Adding a new feather to the cap of global Indian community are two Indian American teenagers who bagged top prizes in the Intel International Science and Engineering Fair 2019 for their humankind-friendly inventions.

Intel ISEF 2019, Krithik Ramesh Colorado USA, Shriya Reddy Michigan, Young Indians USA

16-year-old Krithik Ramesh became the Intel International Science and Engineering Fair 2019 winner. A resident of Denver in the US state of Colorado, Krithik stood first for developing a cost-effective, portable machine learning device for orthopedic surgeons worldwide. He bagged $75,000 as part of the coveted Gordon E. Moore Award named after the Intel cofounder.

The ISEF 2019 winner, Krithik Ramesh designed and developed a high-tech device that uses machine learning to make orthopedic surgeries easier with virtual reality. Usually, an orthopedic surgeon performs a spinal surgery on a patient the way he/she decides on by following X-ray reports and other scans. Krithik Ramesh’s system is comprised of a visor-like headset and a see-through screen. The screen projects a computerized image of the possible post-surgery look of the patient’s operated spine.

Colorado-based Krithik Ramesh’s system maps a patient’s spine or keen joint to be operated and suggests the more accurate surgical procedure accordingly by pinpointing the exact placement of plates, rods or screws within 1.33 millimeters of the to-be-operated part of the patient’s body. His machine learning system convincingly outdates the current method of navigating the to-be-operated part of the body during a surgery, as per a report of the data analysis of 34 surgeries.

Currently, orthopedic surgeons use fluoroscope, a kind of surgical equipment that exposes not only the patient’s body but also the surgical team to harmful radiation through nonstop X-rays in real time. Indian American Krithik Ramesh’s device makes fluoroscope replaceable, as it lessens the use of any such equipment that exposes a patient to constant radiation, by identifying the exact spot where a plate, a rod or screws are to be inserted in a pre-surgical procedure.
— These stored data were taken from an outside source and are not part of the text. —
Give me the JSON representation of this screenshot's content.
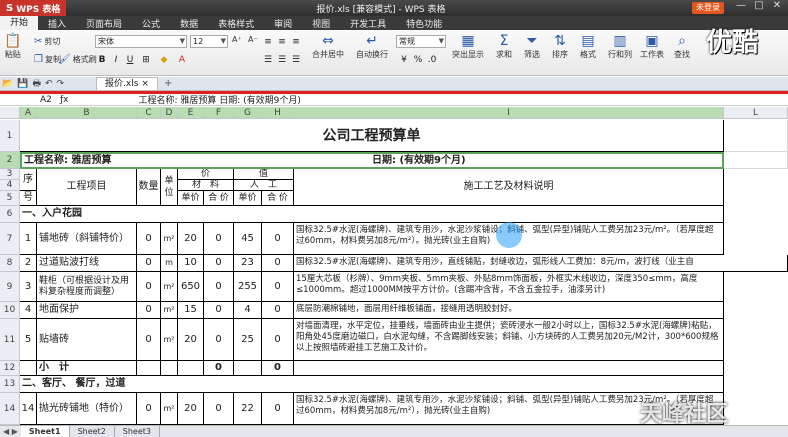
{
  "app": {
    "logo": "WPS 表格",
    "window_title": "报价.xls [兼容模式] - WPS 表格",
    "account": "未登录",
    "min": "—",
    "max": "□",
    "close": "✕"
  },
  "menu": [
    "开始",
    "插入",
    "页面布局",
    "公式",
    "数据",
    "表格样式",
    "审阅",
    "视图",
    "开发工具",
    "特色功能"
  ],
  "ribbon": {
    "paste": "粘贴",
    "cut": "剪切",
    "copy": "复制",
    "format_painter": "格式刷",
    "font_name": "宋体",
    "font_size": "12",
    "bold": "B",
    "italic": "I",
    "underline": "U",
    "font_grow": "A⁺",
    "font_shrink": "A⁻",
    "merge_center": "合并居中",
    "wrap_text": "自动换行",
    "number_format": "常规",
    "percent": "%",
    "cond_format": "突出显示",
    "sum": "求和",
    "filter": "筛选",
    "sort": "排序",
    "format": "格式",
    "row_col": "行和列",
    "worksheet": "工作表",
    "find": "查找"
  },
  "watermark": "优酷",
  "tab": {
    "file": "报价.xls",
    "close": "×",
    "add": "+"
  },
  "formula": {
    "namebox": "A2",
    "content": "工程名称:   雅居预算                                   日期:     (有效期9个月)"
  },
  "columns": [
    "A",
    "B",
    "C",
    "D",
    "E",
    "F",
    "G",
    "H",
    "I",
    "L"
  ],
  "rows": {
    "r1": "1",
    "r2": "2",
    "r3": "3",
    "r4": "4",
    "r5": "5",
    "r6": "6",
    "r7": "7",
    "r8": "8",
    "r9": "9",
    "r10": "10",
    "r11": "11",
    "r12": "12",
    "r13": "13",
    "r14": "14"
  },
  "sheet": {
    "title": "公司工程预算单",
    "project_name": "工程名称:   雅居预算",
    "date": "日期:     (有效期9个月)",
    "h_seq_top": "序",
    "h_seq_bottom": "号",
    "h_item": "工程项目",
    "h_qty": "数量",
    "h_unit": "单位",
    "h_price_top": "价",
    "h_price_top2": "值",
    "h_material": "材　料",
    "h_labor": "人　工",
    "h_unit_price": "单价",
    "h_total": "合 价",
    "h_unit_price2": "单价",
    "h_total2": "合 价",
    "h_desc": "施工工艺及材料说明",
    "sec1": "一、入户花园",
    "sec2": "二、客厅、 餐厅，过道",
    "items": [
      {
        "no": "1",
        "name": "铺地砖（斜铺特价）",
        "qty": "0",
        "unit": "m²",
        "mp": "20",
        "mt": "0",
        "lp": "45",
        "lt": "0",
        "desc": "国标32.5#水泥(海螺牌)、建筑专用沙，水泥沙浆铺设；斜铺、弧型(异型)铺贴人工费另加23元/m²。（若厚度超过60mm，材料费另加8元/m²）。抛光砖(业主自购)"
      },
      {
        "no": "2",
        "name": "过道贴波打线",
        "qty": "0",
        "unit": "m",
        "mp": "10",
        "mt": "0",
        "lp": "23",
        "lt": "0",
        "desc": "国标32.5#水泥(海螺牌)、建筑专用沙，直线铺贴，封缝收边，弧形线人工费加：8元/m，波打线（业主自"
      },
      {
        "no": "3",
        "name": "鞋柜（可根据设计及用料复杂程度而调整）",
        "qty": "0",
        "unit": "m²",
        "mp": "650",
        "mt": "0",
        "lp": "255",
        "lt": "0",
        "desc": "15厘大芯板（杉牌）、9mm夹板、5mm夹板、外贴8mm饰面板，外框实木线收边，深度350≤mm，高度≤1000mm。超过1000MM按平方计价。(含踢冲含背，不含五金拉手，油漆另计)"
      },
      {
        "no": "4",
        "name": "地面保护",
        "qty": "0",
        "unit": "m²",
        "mp": "15",
        "mt": "0",
        "lp": "4",
        "lt": "0",
        "desc": "底层防潮棉铺地，面层用纤维板铺面，接缝用透明胶封好。"
      },
      {
        "no": "5",
        "name": "贴墙砖",
        "qty": "0",
        "unit": "m²",
        "mp": "20",
        "mt": "0",
        "lp": "25",
        "lt": "0",
        "desc": "对墙面清理，水平定位，挂垂线，墙面砖由业主提供；瓷砖浸水一般2小时以上，国标32.5#水泥(海螺牌)粘贴，阳角处45度磨边磁口，白水泥勾缝，不含踢脚线安装；斜铺、小方块砖的人工费另加20元/M2计，300*600规格以上按照墙砖避挂工艺施工及计价。"
      },
      {
        "no": "14",
        "name": "抛光砖铺地（特价）",
        "qty": "0",
        "unit": "m²",
        "mp": "20",
        "mt": "0",
        "lp": "22",
        "lt": "0",
        "desc": "国标32.5#水泥(海螺牌)、建筑专用沙，水泥沙浆铺设；斜铺、弧型(异型)铺贴人工费另加23元/m²。（若厚度超过60mm，材料费另加8元/m²），抛光砖(业主自购)"
      }
    ],
    "subtotal": "小　计",
    "subtotal_mt": "0",
    "subtotal_lt": "0"
  },
  "sheets": [
    "Sheet1",
    "Sheet2",
    "Sheet3"
  ],
  "sheet_nav": "◀ ▶",
  "watermark2": "天峰社区"
}
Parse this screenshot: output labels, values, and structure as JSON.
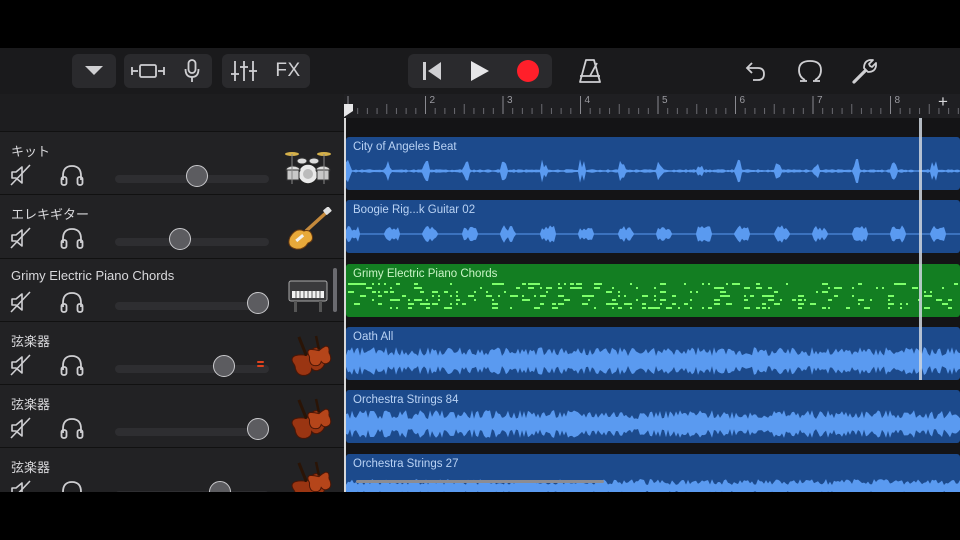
{
  "toolbar": {
    "tracks_menu_icon": "chevron-down-icon",
    "browser_icon": "track-view-icon",
    "mic_icon": "microphone-icon",
    "mixer_icon": "mixer-sliders-icon",
    "fx_label": "FX",
    "rewind_icon": "go-to-beginning-icon",
    "play_icon": "play-icon",
    "record_icon": "record-icon",
    "metronome_icon": "metronome-icon",
    "undo_icon": "undo-icon",
    "loop_icon": "loop-browser-icon",
    "settings_icon": "wrench-icon"
  },
  "colors": {
    "record": "#ff1f2a",
    "audio_region": "#1c4a8c",
    "waveform": "#5a9af0",
    "midi_region": "#137e22",
    "midi_notes": "#7dff6a",
    "level_meter": "#e0421e"
  },
  "ruler": {
    "bars": [
      "2",
      "3",
      "4",
      "5",
      "6",
      "7",
      "8"
    ],
    "add_label": "+"
  },
  "tracks": [
    {
      "name": "キット",
      "instrument": "drum-kit-icon",
      "volume": 0.53,
      "region": "City of Angeles Beat",
      "type": "audio"
    },
    {
      "name": "エレキギター",
      "instrument": "electric-guitar-icon",
      "volume": 0.42,
      "region": "Boogie Rig...k Guitar 02",
      "type": "audio"
    },
    {
      "name": "Grimy Electric Piano Chords",
      "instrument": "electric-piano-icon",
      "volume": 0.93,
      "region": "Grimy Electric Piano Chords",
      "type": "midi"
    },
    {
      "name": "弦楽器",
      "instrument": "violin-icon",
      "volume": 0.71,
      "region": "Oath All",
      "type": "audio",
      "meter": true
    },
    {
      "name": "弦楽器",
      "instrument": "violin-icon",
      "volume": 0.93,
      "region": "Orchestra Strings 84",
      "type": "audio"
    },
    {
      "name": "弦楽器",
      "instrument": "violin-icon",
      "volume": 0.68,
      "region": "Orchestra Strings 27",
      "type": "audio"
    }
  ]
}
The portability of the system makes it possible to use the high-tech device at rural healthcare centers and in far-flung war zones. Krithik Ramesh’s system also earned him the first place in the biomedical engineering category, besides having won the Intel International Science and Engineering Fair 2019.

Shriya Reddy who Invents Noninvasive Alternative to Biopsy

15-year-old Shriya Reddy from Michigan won the Craig R. Barrett Award for Innovation at the Intel International Science and Engineering Fair 2019 for her innovative, noninvasive approach for diagnosis of melanoma lesions. A most fatal type of skin cancer, melanoma claims more than 9,000 lives in the United States alone. 90% of melanoma cancer cases can be cured if diagnosed early.
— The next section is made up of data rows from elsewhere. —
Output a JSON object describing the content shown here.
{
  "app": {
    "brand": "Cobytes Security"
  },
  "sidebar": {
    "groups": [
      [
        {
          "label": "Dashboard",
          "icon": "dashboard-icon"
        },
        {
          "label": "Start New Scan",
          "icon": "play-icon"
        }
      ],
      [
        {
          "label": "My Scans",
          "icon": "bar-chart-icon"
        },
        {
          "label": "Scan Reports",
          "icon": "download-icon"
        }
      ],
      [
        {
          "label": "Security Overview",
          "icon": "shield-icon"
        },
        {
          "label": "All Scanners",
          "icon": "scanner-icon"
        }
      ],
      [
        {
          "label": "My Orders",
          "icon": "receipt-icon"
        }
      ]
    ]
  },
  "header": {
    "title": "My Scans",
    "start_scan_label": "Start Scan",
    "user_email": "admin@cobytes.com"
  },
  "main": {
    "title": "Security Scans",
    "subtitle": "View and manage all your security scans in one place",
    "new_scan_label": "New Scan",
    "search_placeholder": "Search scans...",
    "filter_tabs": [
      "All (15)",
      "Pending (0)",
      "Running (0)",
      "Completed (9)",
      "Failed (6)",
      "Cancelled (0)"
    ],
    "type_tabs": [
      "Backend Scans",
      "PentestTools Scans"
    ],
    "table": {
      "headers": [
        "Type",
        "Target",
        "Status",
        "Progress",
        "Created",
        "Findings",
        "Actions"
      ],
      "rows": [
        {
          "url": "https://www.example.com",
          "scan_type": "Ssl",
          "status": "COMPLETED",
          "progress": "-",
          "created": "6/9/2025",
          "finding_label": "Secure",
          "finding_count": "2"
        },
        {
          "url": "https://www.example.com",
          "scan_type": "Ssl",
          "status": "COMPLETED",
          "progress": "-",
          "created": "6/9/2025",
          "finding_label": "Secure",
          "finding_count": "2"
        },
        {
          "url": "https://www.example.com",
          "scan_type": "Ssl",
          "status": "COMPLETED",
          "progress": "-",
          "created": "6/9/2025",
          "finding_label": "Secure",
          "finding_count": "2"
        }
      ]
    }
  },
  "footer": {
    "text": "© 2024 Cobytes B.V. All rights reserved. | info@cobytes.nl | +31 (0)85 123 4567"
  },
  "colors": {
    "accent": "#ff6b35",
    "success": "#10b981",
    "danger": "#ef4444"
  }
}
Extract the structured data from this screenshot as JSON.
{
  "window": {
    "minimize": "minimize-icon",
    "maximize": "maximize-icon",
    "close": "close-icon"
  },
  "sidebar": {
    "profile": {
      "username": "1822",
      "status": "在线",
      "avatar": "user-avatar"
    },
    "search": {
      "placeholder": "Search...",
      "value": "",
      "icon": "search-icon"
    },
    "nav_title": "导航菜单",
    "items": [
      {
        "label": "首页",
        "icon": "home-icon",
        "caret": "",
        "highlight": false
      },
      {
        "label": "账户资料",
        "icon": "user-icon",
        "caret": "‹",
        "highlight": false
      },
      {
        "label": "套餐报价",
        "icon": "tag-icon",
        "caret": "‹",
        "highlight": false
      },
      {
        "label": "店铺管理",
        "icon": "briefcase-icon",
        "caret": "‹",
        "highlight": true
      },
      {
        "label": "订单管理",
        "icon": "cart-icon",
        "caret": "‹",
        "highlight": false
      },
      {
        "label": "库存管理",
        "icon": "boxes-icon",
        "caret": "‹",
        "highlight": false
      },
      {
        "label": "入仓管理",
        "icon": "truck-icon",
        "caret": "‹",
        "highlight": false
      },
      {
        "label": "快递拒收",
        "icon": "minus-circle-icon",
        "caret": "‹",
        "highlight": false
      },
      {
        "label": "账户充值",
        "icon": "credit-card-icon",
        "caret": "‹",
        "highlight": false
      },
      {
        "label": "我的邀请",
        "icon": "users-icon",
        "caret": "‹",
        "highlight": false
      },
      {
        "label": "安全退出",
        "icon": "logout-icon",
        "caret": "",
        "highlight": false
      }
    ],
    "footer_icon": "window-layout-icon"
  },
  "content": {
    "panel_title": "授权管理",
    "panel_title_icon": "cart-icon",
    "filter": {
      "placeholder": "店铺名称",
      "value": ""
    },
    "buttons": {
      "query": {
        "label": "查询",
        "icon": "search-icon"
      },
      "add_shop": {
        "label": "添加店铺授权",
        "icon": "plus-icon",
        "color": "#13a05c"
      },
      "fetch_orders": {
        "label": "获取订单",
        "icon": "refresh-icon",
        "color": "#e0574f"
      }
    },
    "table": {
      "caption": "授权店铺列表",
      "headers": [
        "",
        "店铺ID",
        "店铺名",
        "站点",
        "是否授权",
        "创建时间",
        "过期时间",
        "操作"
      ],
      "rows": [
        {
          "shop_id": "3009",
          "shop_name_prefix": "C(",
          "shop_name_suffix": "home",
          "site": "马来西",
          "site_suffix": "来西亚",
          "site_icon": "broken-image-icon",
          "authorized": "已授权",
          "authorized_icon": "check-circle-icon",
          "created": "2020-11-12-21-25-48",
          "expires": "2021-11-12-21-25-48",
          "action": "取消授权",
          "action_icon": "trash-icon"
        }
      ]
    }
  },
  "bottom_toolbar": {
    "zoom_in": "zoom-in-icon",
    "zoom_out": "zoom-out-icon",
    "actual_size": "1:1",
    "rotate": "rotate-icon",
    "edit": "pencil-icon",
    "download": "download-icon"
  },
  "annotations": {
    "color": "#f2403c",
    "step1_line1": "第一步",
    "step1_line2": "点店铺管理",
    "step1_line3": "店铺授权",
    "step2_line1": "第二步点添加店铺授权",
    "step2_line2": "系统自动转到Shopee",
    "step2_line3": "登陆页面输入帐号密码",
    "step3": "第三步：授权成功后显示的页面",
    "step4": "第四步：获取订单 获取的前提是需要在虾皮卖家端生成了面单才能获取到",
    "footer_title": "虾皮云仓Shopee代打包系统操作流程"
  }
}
Currently, biopsy is the only best method of diagnosing melanoma. It is an expensive, time-consuming and painful way to diagnose the terminal disease. Her noninvasive approach, which can best be thought of as a dye agent, is an absolute contrast to biopsy. Her innovation is the use of a substance-like material to help doctors with visual discrimination between the affected tissue and the unaffected one.

The antibodies in her substance get glued to melanoma-affected cells. Tiny nanospheres of gold are attached to the antibodies to make them illuminate near the cancerous cells. Going by Shriya Reddy’s approach, doctors can smear a bit of cream or oil containing gold-attached antibodies on a patient’s skin. Cancerous cells will shine glowingly, while noncancerous cells will not glow in the near-infrared light.

A 10th grader at Northville High School in Michigan, Indian American Shriya Reddy remarked, “Such a noninvasive test would not only be painless but give immediate results with greater accuracy.” She received USD 10,000 as part of the Craig R. Barrett Award for Innovation.

1.5 million biopsies are conducted for melanoma every year. Shriya is confident that her test is the best cost-effective alternative to 60% of biopsies for melanoma and that it can save hundreds of millions of dollars in developing countries’ annual healthcare costs.